2杯目8口 リレイア子爵夫人モイラとミセス・アーバンセーンの思いがけない決着
〜登場人物紹介〜
◇マリア……セントルローズ公爵夫人。お茶会主催者。
◇ヴィエラ……先々代セントルローズ公爵夫人。
─本日の招待客─
◆モイラ・ゾルテナ…… リレイア子爵夫人 。51才。夫のリレイア子爵は15才年下。
◆ ジュリナ・アーバンセーン……大富豪の妻で、本人も化粧品の企業を経営している。元侯爵夫人。
◆ケイティ・カトマンド…… ダレス男爵夫人。結婚4年目で24歳。眼鏡をかけている。
「や、やめて……!!」
ケイティは小さく叫んで身を縮めた。
そこに容赦なくフェアリーケーキとバタフライケーキが投げつけられ────るかと思い気や、あたりは静かだった。
恐る恐るケイティが目を開ける。
すると、立ち上がり 投げるかまえをしていたジュリナとモイラが、手にしていたケーキをそれぞれ食べているのが見えた。
「やらないわよ。まあ投げたい気持ちは無くもないけれど、このフェアリーケーキ美味しいもの。勿体無いわ」
「ごめんなさい……」
モイラの言葉にケイティは謝罪した。
ジュリナも言葉をかける。
「私は怒ってもないわよ。あなたの倍以上年寄りなのは事実なんだし。だけど貴族社会の人間に対しては少し気をつけた方がいいかも。ケーキ投げられた方がマシだったって嫌がらせしてくる人間もいる世界だから」
するとこの言葉には、モイラが振り向いて反応した。
「今、なんて言ったの?」
この上なく真剣だ。ジュリナはムッとしている。
「別にあなたのことじゃないわよ。あなたは私に実際に投げた方なんだから」
「そうじゃないわ! その前よ! ジュリナあなた、その前になんて言ったの?」
モイラは今日初めてジュリナの名を呼んだ。
ジュリナは戸惑いながら自分の言葉を思い出した。
「え? ……貴族社会には気をつけた方がいい……?」
「その前よ!」
さらに頭を捻って考える。
「ん? ……倍以上年寄りなのは事実?」
「そう! それよ!!」
あちこちに化粧むらがある顔だが、モイラは瞳を輝かせた。そして真剣な表情になってジュリナに尋ねた。
「あなた、一体いくつなの?」
「…………53歳だけれど」
瞬間──モイラのジュリナを見る目は明らかに変わった。信じられないものを発見し、衝撃に打ちのめされたかのように 彼女は数歩後ろにすら 下がった。
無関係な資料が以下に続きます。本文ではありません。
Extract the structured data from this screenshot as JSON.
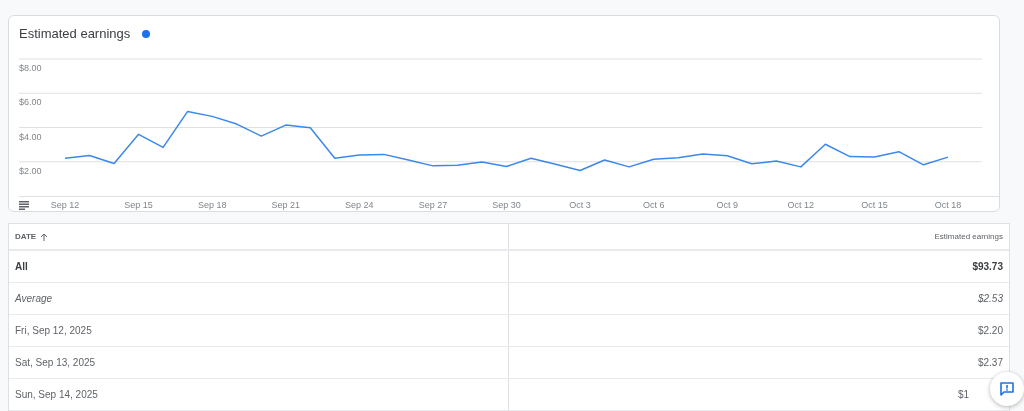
{
  "chart_card": {
    "chart_data": {
      "type": "line",
      "grid": true,
      "categories": [
        "Sep 12",
        null,
        null,
        "Sep 15",
        null,
        null,
        "Sep 18",
        null,
        null,
        "Sep 21",
        null,
        null,
        "Sep 24",
        null,
        null,
        "Sep 27",
        null,
        null,
        "Sep 30",
        null,
        null,
        "Oct 3",
        null,
        null,
        "Oct 6",
        null,
        null,
        "Oct 9",
        null,
        null,
        "Oct 12",
        null,
        null,
        "Oct 15",
        null,
        null,
        "Oct 18"
      ],
      "series": [
        {
          "name": "Estimated earnings",
          "color": "#1a73e8",
          "values": [
            2.2,
            2.37,
            1.9,
            3.6,
            2.84,
            4.94,
            4.65,
            4.2,
            3.5,
            4.14,
            3.98,
            2.2,
            2.39,
            2.43,
            2.1,
            1.76,
            1.8,
            1.98,
            1.72,
            2.2,
            1.85,
            1.49,
            2.1,
            1.7,
            2.15,
            2.24,
            2.45,
            2.35,
            1.88,
            2.04,
            1.7,
            3.02,
            2.3,
            2.28,
            2.59,
            1.82,
            2.27
          ]
        }
      ],
      "ylim": [
        0,
        8
      ],
      "yticks": [
        {
          "value": 2,
          "label": "$2.00"
        },
        {
          "value": 4,
          "label": "$4.00"
        },
        {
          "value": 6,
          "label": "$6.00"
        },
        {
          "value": 8,
          "label": "$8.00"
        }
      ]
    }
  },
  "table": {
    "columns": [
      {
        "label": "DATE",
        "sorted": true
      },
      {
        "label": "Estimated earnings",
        "sorted": false
      }
    ],
    "rows": [
      {
        "kind": "total",
        "date": "All",
        "earnings": "$93.73"
      },
      {
        "kind": "average",
        "date": "Average",
        "earnings": "$2.53"
      },
      {
        "kind": "day",
        "date": "Fri, Sep 12, 2025",
        "earnings": "$2.20"
      },
      {
        "kind": "day",
        "date": "Sat, Sep 13, 2025",
        "earnings": "$2.37"
      },
      {
        "kind": "day",
        "date": "Sun, Sep 14, 2025",
        "earnings": "$1"
      }
    ]
  }
}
「年上なの? 私より2歳、年がいってる? 私よりも?」
モイラの声は震えている。ジュリナは厳しい表情だ。
「はいはい、あなたより年寄りよ。2歳だけね。それがなんだって言うの?」
するとさっき数歩下がったモイラは、その幅のある体で今度はジュリナに駆け寄り、両手を広げて触れ合わんばかりの距離で話し出した。
「素晴らしいことよ! あなた私より2歳も年老いているのに何故そんなに若いの? 肌も髪もまだ30代でも通りそう。絶対10歳は年下だと思っていたのに!!
ああ、あなた凄い人よ……ううん、もう人じゃない! ……あなたはサバ読みの女神だわ!! 時空への反逆モンスターよ!!」
モイラはうっとりと見ているが、当のジュリナは面食らっている。無理もない──ついさっきまでは親の仇の如く睨まれていたのだし、褒め言葉がなんだか微妙だ。
「なんでこんなに違うものかしら? 同じ化粧品は使っているのにねぇ……」
ボソリと呟きながら背の低いモイラはジュリナの顔を下から覗き込んでいた。──その時、ジュリナが両手でモイラの顔をガッと鷲掴みにした。
周囲はいよいよ乱闘になるのかと騒然になる。ヴィエラは立ち上がった。
ジュリナは まさに眼前のモイラの顔に向かって叫んだ。
「あなたうちの"エンジェルヴェール"を使っているの!!? うちの……私の商品を!!?」
今度はモイラが驚く方だった。ジュリナのあまりの剣幕と腕の力に おののいてさえいるようだった。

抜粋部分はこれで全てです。